SCHIP: AARP supports strengthening the State Children's Health Insurance Program (SCHIP), because we are committed to working to ensure that all Americans have access to affordable, quality health care. SCHIP provides essential help to many grandparents who are raising grandchildren, offers low-cost coverage of children, and is an important building block in the effort to reform our overall health care system.
Medicaid: AARP believes strengthening Medicaid is a vital priority, because it is an essential foundation of the nation's health care system, serving 55 million, or one in six, of the nation's most vulnerable citizens. It is also the largest payer for long-term care and is critical for redirecting care to the often more cost-effective home and community-based settings that older Americans prefer. In addition, Medicaid provides essential assistance to more than 6 million "dual eligible" low-income Medicare beneficiaries, who tend to have greater health care needs.
Congress reauthorized SCHIP, and President Obama signed it into law. This provided an early opportunity to advance a critical building block of health care reform legislation in the new Congress. AARP had supported significant bipartisan efforts to strengthen the program in the last Congress also.

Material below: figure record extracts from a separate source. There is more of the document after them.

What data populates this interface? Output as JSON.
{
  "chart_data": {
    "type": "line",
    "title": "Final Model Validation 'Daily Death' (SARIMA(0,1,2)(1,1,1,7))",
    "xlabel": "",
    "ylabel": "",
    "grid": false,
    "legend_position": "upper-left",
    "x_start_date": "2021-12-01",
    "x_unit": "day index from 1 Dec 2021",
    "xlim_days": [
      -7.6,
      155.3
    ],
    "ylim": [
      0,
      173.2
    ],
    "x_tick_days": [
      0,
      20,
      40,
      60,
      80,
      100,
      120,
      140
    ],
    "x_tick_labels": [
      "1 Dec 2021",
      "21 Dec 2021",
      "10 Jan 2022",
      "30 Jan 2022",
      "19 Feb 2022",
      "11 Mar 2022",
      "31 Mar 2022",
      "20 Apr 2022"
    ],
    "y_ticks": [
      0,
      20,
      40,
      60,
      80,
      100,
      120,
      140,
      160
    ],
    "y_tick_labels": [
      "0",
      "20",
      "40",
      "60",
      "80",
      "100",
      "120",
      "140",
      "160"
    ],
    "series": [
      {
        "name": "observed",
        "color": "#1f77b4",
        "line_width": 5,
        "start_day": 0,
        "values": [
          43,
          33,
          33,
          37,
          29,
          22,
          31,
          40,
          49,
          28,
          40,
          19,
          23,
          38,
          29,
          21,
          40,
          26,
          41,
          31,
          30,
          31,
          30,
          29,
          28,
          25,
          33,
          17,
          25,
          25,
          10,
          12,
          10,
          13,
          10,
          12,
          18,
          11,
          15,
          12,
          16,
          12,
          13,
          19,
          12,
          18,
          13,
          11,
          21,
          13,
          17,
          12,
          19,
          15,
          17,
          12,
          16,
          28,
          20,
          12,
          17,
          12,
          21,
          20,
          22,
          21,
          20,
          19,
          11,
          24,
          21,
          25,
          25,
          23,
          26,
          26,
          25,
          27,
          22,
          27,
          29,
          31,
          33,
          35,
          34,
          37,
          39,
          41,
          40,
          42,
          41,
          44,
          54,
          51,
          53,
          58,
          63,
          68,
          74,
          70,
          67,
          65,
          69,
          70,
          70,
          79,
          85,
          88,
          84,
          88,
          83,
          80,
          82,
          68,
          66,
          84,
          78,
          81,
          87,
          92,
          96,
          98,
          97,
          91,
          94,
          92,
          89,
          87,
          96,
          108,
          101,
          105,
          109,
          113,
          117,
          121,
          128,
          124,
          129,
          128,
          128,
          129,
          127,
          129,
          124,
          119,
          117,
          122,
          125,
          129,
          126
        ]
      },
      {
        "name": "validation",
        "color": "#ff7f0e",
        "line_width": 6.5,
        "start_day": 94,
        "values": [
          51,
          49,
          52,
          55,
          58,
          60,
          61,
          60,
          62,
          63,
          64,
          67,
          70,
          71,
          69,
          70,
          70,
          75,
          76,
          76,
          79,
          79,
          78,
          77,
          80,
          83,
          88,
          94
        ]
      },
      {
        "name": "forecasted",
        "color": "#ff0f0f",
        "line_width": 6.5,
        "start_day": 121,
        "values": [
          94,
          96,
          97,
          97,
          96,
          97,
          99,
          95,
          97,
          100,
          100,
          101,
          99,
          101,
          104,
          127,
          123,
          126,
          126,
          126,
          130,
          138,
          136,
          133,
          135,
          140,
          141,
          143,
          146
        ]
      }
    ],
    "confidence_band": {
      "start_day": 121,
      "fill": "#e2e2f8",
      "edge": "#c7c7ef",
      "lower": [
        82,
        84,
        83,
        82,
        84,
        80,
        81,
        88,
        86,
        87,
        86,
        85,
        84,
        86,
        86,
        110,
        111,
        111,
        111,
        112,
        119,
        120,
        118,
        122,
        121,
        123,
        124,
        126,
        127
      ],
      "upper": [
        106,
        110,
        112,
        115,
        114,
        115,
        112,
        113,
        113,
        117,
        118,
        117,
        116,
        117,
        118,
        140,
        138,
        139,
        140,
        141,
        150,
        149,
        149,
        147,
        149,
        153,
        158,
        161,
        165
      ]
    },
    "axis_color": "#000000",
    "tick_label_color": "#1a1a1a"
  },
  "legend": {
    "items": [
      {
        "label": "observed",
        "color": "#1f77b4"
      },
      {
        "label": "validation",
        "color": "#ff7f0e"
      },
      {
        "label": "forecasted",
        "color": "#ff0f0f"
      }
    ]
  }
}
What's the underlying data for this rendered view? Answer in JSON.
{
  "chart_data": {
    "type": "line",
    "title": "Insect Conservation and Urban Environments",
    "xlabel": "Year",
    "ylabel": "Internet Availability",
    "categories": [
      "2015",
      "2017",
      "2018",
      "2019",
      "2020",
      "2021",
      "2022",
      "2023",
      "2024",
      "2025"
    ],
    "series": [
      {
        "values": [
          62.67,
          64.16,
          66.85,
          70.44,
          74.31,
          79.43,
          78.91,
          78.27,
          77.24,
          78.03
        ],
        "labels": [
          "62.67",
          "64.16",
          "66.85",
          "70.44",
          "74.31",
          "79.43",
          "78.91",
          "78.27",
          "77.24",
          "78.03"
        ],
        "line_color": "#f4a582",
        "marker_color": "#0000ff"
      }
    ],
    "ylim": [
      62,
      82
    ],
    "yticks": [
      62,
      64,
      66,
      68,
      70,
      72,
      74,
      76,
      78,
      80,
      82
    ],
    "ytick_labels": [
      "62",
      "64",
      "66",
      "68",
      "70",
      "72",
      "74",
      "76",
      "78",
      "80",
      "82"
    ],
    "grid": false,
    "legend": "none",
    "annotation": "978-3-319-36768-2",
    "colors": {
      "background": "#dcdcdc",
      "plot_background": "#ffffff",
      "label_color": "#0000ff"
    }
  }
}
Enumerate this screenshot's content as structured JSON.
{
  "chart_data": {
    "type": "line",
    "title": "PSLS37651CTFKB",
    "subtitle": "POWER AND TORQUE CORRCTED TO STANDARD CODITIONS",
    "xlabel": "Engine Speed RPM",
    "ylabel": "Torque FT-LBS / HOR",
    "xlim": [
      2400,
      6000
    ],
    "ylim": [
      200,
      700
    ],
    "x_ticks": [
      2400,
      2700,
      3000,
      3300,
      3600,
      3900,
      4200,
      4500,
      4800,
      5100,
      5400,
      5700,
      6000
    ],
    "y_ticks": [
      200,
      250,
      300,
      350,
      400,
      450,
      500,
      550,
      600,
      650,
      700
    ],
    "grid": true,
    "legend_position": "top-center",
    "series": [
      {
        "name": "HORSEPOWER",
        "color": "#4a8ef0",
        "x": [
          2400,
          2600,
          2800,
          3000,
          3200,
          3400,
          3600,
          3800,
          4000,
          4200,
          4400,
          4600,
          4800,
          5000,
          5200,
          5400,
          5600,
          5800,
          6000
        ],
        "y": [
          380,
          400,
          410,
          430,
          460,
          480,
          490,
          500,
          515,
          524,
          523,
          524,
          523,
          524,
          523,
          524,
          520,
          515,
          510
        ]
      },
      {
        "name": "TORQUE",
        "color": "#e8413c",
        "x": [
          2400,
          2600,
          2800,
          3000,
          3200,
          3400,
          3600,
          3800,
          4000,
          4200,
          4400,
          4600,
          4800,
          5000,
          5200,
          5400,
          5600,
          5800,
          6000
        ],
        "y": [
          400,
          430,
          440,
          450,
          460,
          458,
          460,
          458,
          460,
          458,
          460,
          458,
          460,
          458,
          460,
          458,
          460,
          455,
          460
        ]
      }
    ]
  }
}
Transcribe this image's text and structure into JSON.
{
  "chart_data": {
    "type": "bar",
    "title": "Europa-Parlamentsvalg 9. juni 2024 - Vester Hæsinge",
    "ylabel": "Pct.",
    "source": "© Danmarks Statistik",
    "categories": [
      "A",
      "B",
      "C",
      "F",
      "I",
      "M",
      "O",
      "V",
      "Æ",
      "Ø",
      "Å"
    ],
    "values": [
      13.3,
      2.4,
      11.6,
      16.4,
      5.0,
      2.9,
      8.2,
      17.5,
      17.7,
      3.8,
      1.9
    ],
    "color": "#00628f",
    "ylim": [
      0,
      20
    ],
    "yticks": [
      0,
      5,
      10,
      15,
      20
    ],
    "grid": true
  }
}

More specifically, AARP called on Congress to enact legislation to:
Expand Medicaid coverage for all low-income people, including childless adults, which is especially important for people age 50-64 who are now the fastest-growing segment among the uninsured and generally unable to access Medicaid outside of special "waiver" programs
Revise Medicaid-matching formulas to provide automatic "counter-cyclical" increases in funding to states during economic downturns
Improve Medicaid-based Medicare Savings Programs that help pay Medicare Part B costs for low-income beneficiaries
Require meaningful public openness and accountability when states seek waivers or otherwise change program eligibility and coverage rules
Require that savings to Medicare be taken into account when Medicaid waivers are evaluated for budget neutrality
Revise or repeal Deficit Reduction Act (DRA) provisions that deny care to people who cannot pay cost-sharing obligations, limit eligibility for people who have transferred assets for legitimate purposes and not to game the eligibility system, or who have home equity above $500,000.
On the regulatory front, the new Administration must revise or rescind six harmful Medicaid regulations that Congress put under a moratorium until April 1, 2009. Two regulations are of greatest concern to AARP. The first is a regulation on case management that would impede efforts to get older Americans out of institutions and into home and community-based services. The second would bar coverage of important rehabilitative services that are necessary to prevent worsening of individuals' conditions.
All six regulations address areas where there has been abuse, but as drafted undermine the goals of the Medicaid program and instead shift costs for legitimate services to states and individuals.
Other regulatory priorities include revisions to Deficit Reduction Act (DRA) rules for:
Citizenship documentation requirements that prevent legal citizens from obtaining coverage
State benefit packages that don't ensure that all medically necessary services are covered
Asset transfers so people who were not trying to cheat the system are not penalized for helping families and charities
Home equity, so people can get the long-term care that they need.
Failure to make the necessary legislative changes to Medicaid and rescind harmful regulations would drive up the total cost of health care in the long-term, because untreated preventable conditions and complications will require more intensive late-stage treatments.
Not acting would also undermine efforts to ensure that all Americans have access to affordable health care coverage, and the resulting absense of coverage would hurt those least able to afford coverage on their own.
Inaction could particularly threaten Medicare solvency by increasing the cost of caring for those who are uninsured prior to becoming eligible for Medicare. Research shows that people who are uninsured before coming into Medicare have higher costs as a result of untreated conditions that have gotten worse and require more costly treatments as a result, which is much less common in people who were previously insured when they come into Medicare. With Medicaid covering more of the uninsured, fewer people would come into Medicare with untreated conditions; thus Medicare would pay for fewer costly end-stage and emergency procedures.